For a long time, exchange controls in South Africa (SA) have been the source of great frustration for people bringing money into the country, and South Africans wishing to take their money and other assets abroad.

The controls are governed by regulations initially issued in 1961 pursuant to the Currency and Exchanges Act, No 9 of 1933 (Act). The regulations are enforced by a department of the SA Reserve Bank (SARB) with the Orwellian name of the Financial Surveillance Department, or FinSurv for short. SARB outsources most of the day to day administration to local retail banks who charge their clients a fee for the privilege of complying with the regulations.

The rules governing exchange controls are opaque. Business people who wish to pay suppliers abroad must sometimes wait days to get approval to remit funds. Even small local internet 'start-ups' are hounded because they ostensibly 'export' intellectual property without permission from FinSurv.

The Minister of Finance regularly announces that exchange controls are being liberalised, but the impenetrable and harsh rules remain.

Enter Mark Shuttleworth, the well-known SA internet billionaire. After making his fortune, Shuttleworth wanted to take some of his money out of the country. Sure, said the SARB, but only if you pay us a 10% 'exit charge'. Shuttleworth paid the levy under protest but wanted the money back. He launched a court application against the SARB, the Minister of Finance and the President. The outcome of the application is reported 1 as Shuttleworth v South African Reserve Bank and Others (30709/2010) [2013] ZAGPPHC 200 (18 July 2013).

The court proceedings, which were closely followed by the media, pitted two of SA's greatest legal minds against each other: Gilbert Marcus SC, for Shuttleworth, and Jeremy Gauntlett SC, for the respondents. As far as I am aware, this was the first time that any person seriously challenged the entire exchange control regime in a court of law.

By his own admission, Shuttleworth is not against the idea of exchange control (view the Shuttleworth judgement at paragraph 27). He really only wanted a refund of the 10% levy. However, while denying the refund, in the process the court struck down chunks of the legislation as being unconstitutional. 

Unfortunately, the judgment in the Shuttleworth case contains numerous editing and spelling errors, and the reasoning is often unclear. However, if nothing else, it does provide an interesting insight into the government's philosophy with respect to exchange controls. In the papers provided to the court, the State's deponent said that "[t]he very stability and sustainability of the financial system and economy of [SA] may be, and indeed has often in the past, been at stake…The flexibility, and ability to change the applicable exchange control regime very quickly, are necessary in this particular sphere…[T]his constitutes an important means whereby our country can adequately safeguard itself, its economy and the public against the vicissitudes of the dynamic world market." 

In other words, says the State, we need exchange controls to protect you from the big bad global market wolf.
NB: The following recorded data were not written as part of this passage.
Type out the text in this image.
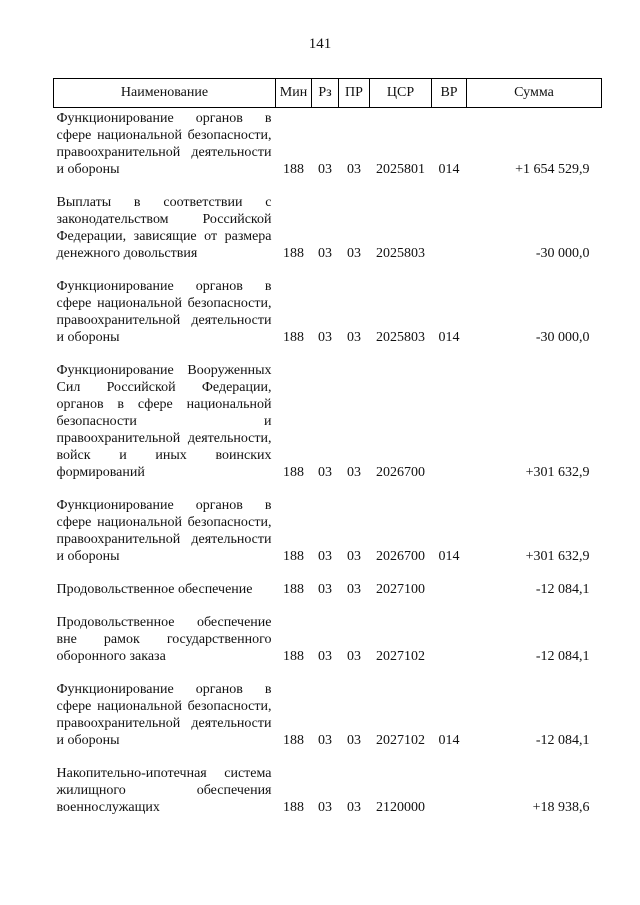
141
Наименование	Мин	Рз	ПР	ЦСР	ВР	Сумма
Функционирование органов в сфере национальной безопасности, правоохранительной деятельности и обороны	188	03	03	2025801	014	+1 654 529,9
Выплаты в соответствии с законодательством Российской Федерации, зависящие от размера денежного довольствия	188	03	03	2025803		-30 000,0
Функционирование органов в сфере национальной безопасности, правоохранительной деятельности и обороны	188	03	03	2025803	014	-30 000,0
Функционирование Вооруженных Сил Российской Федерации, органов в сфере национальной безопасности и правоохранительной деятельности, войск и иных воинских формирований	188	03	03	2026700		+301 632,9
Функционирование органов в сфере национальной безопасности, правоохранительной деятельности и обороны	188	03	03	2026700	014	+301 632,9
Продовольственное обеспечение	188	03	03	2027100		-12 084,1
Продовольственное обеспечение вне рамок государственного оборонного заказа	188	03	03	2027102		-12 084,1
Функционирование органов в сфере национальной безопасности, правоохранительной деятельности и обороны	188	03	03	2027102	014	-12 084,1
Накопительно-ипотечная система жилищного обеспечения военнослужащих	188	03	03	2120000		+18 938,6
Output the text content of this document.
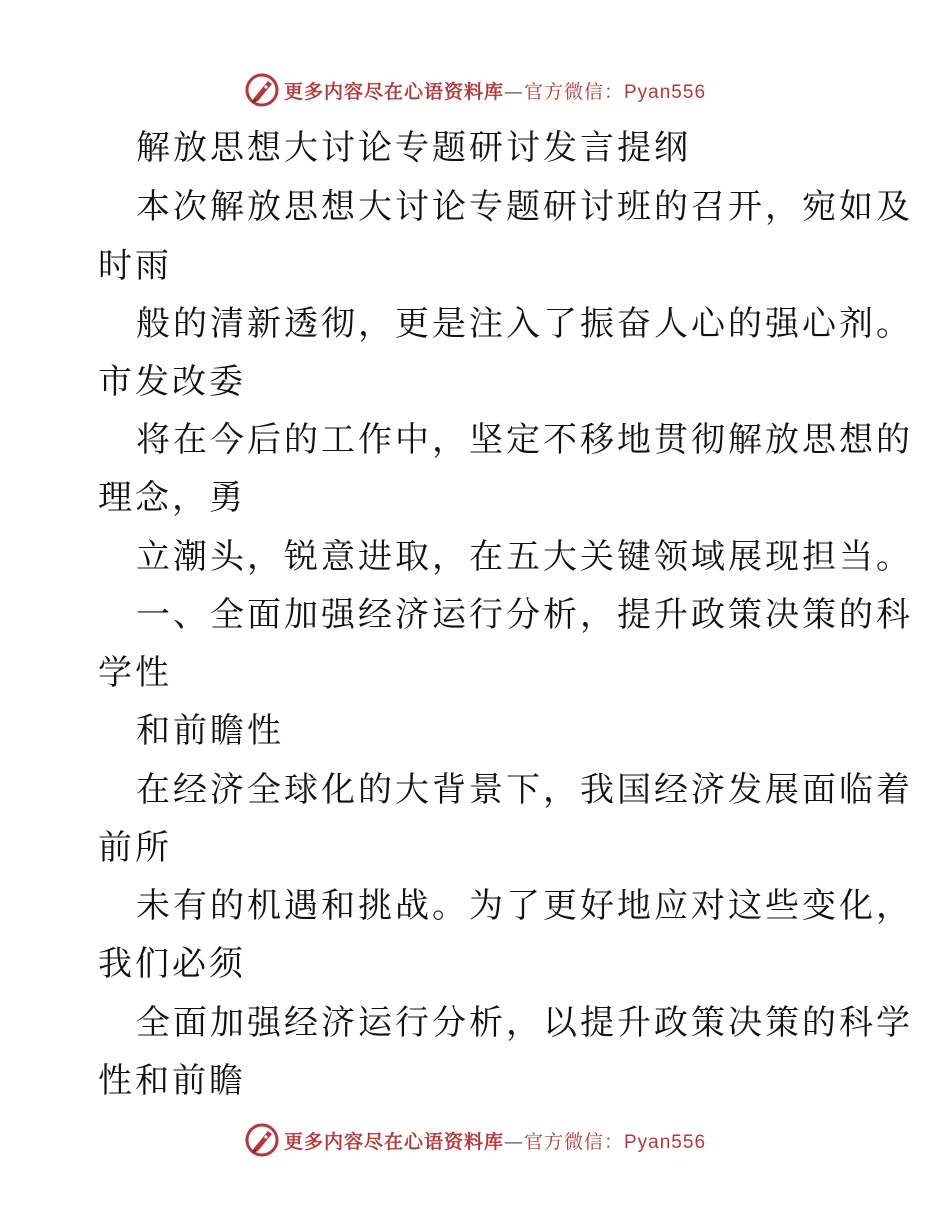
更多内容尽在心语资料库—官方微信：Pyan556
解放思想大讨论专题研讨发言提纲
本次解放思想大讨论专题研讨班的召开，宛如及
时雨
般的清新透彻，更是注入了振奋人心的强心剂。
市发改委
将在今后的工作中，坚定不移地贯彻解放思想的
理念，勇
立潮头，锐意进取，在五大关键领域展现担当。
一、全面加强经济运行分析，提升政策决策的科
学性
和前瞻性
在经济全球化的大背景下，我国经济发展面临着
前所
未有的机遇和挑战。为了更好地应对这些变化，
我们必须
全面加强经济运行分析，以提升政策决策的科学
性和前瞻
更多内容尽在心语资料库—官方微信：Pyan556
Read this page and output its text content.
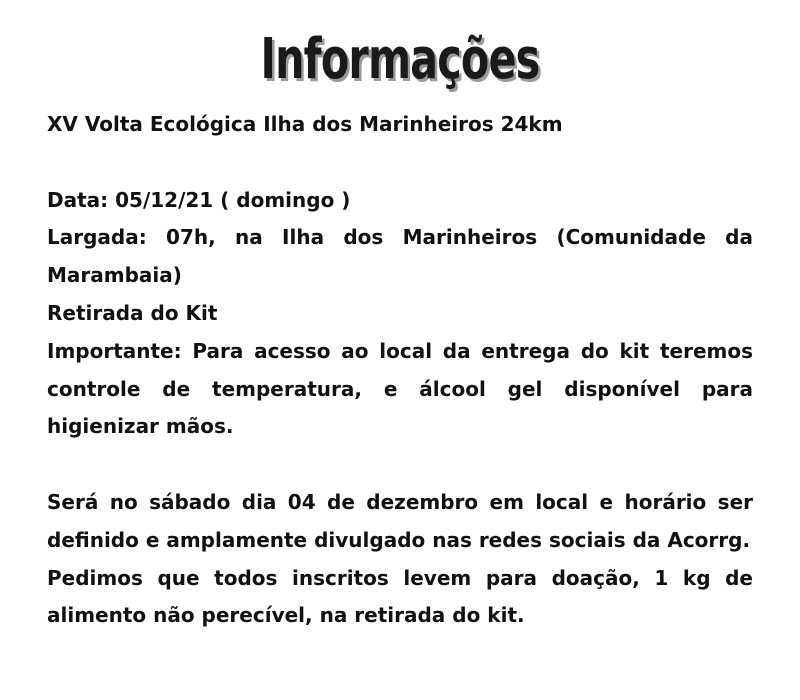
Informações

XV Volta Ecológica Ilha dos Marinheiros 24km

Data: 05/12/21 ( domingo )

Largada: 07h, na Ilha dos Marinheiros (Comunidade da Marambaia)

Retirada do Kit

Importante: Para acesso ao local da entrega do kit teremos controle de temperatura, e álcool gel disponível para higienizar mãos.

Será no sábado dia 04 de dezembro em local e horário ser definido e amplamente divulgado nas redes sociais da Acorrg.

Pedimos que todos inscritos levem para doação, 1 kg de alimento não perecível, na retirada do kit.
The court appeared to have simply accepted this view. For instance, said Judge Legodi (at paragraph 114 of his judgement), "imagine what will happen to this country if the wealthiest men and women in the country were allowed to take their wealth out of the country without [sic] impunity every time when the country is in economic grief or when there is a change of government or leaders in government. It could have a devastating effect on the country as whole."

And, equally dramatically, advocate Gauntlett is reported to have said in his address to the court, "[h]e [Shuttleworth] quite deliberately decided to attack the heart of the scheme and seeks to bring down the pillars of the temple."

Speaking as a lawyer with little knowledge of economics, my view is that it is time that the exchange control edifice be toppled. The State is bluffing itself if it thinks that it can protect us against "the vicissitudes of the dynamic world market." The market is a different place to that which existed in 1933 or 1961. Events like a financial crisis in the United States or a volcanic eruption in Iceland, for instance, have startling and immediate world-wide effects which governments have very little power to control.

Give us freedom to take and invest our money where we want; we will take our chances in the global economy. Spend your energy instead on creating an economic environment in SA which will encourage us, and foreign investors to keep our money in this country.

Having found that the policy of keeping exchange control is important in principle, the court in the Shuttleworth case held that the manner in which the 10% exit charge was legislated and imposed, was not unconstitutional. However, the court then proceeded to strike down certain of the provisions of the Act and the regulations. In particular, the provisions of s9(3) of the Act, which give the President the sweeping power, simply by regulation, to suspend any law, including an act of Parliament, affecting currency, banking or exchange was found to be inconsistent with the Constitution of South Africa, 1996. Of great importance is the finding of the judge that regulation 3(1)(c), which prohibits payments abroad without approval, offend the constitutional rights of freedom of expression and privacy. The court also held that certain of the other regulations were unconstitutional. However, the declaration of invalidity was suspended for a period of 12 months to enable the government to attend to the cause of the invalidity – or, in the words of the court, to 'panel-beat' the regulations.

In my view, a properly motivated attack on the exchange control rules has been long overdue. Mark Shuttleworth has struck a blow for freedom in SA. Hopefully, the Minister of Finance will use the case as an opportunity to further liberalise – or, even better, scrap – exchange controls.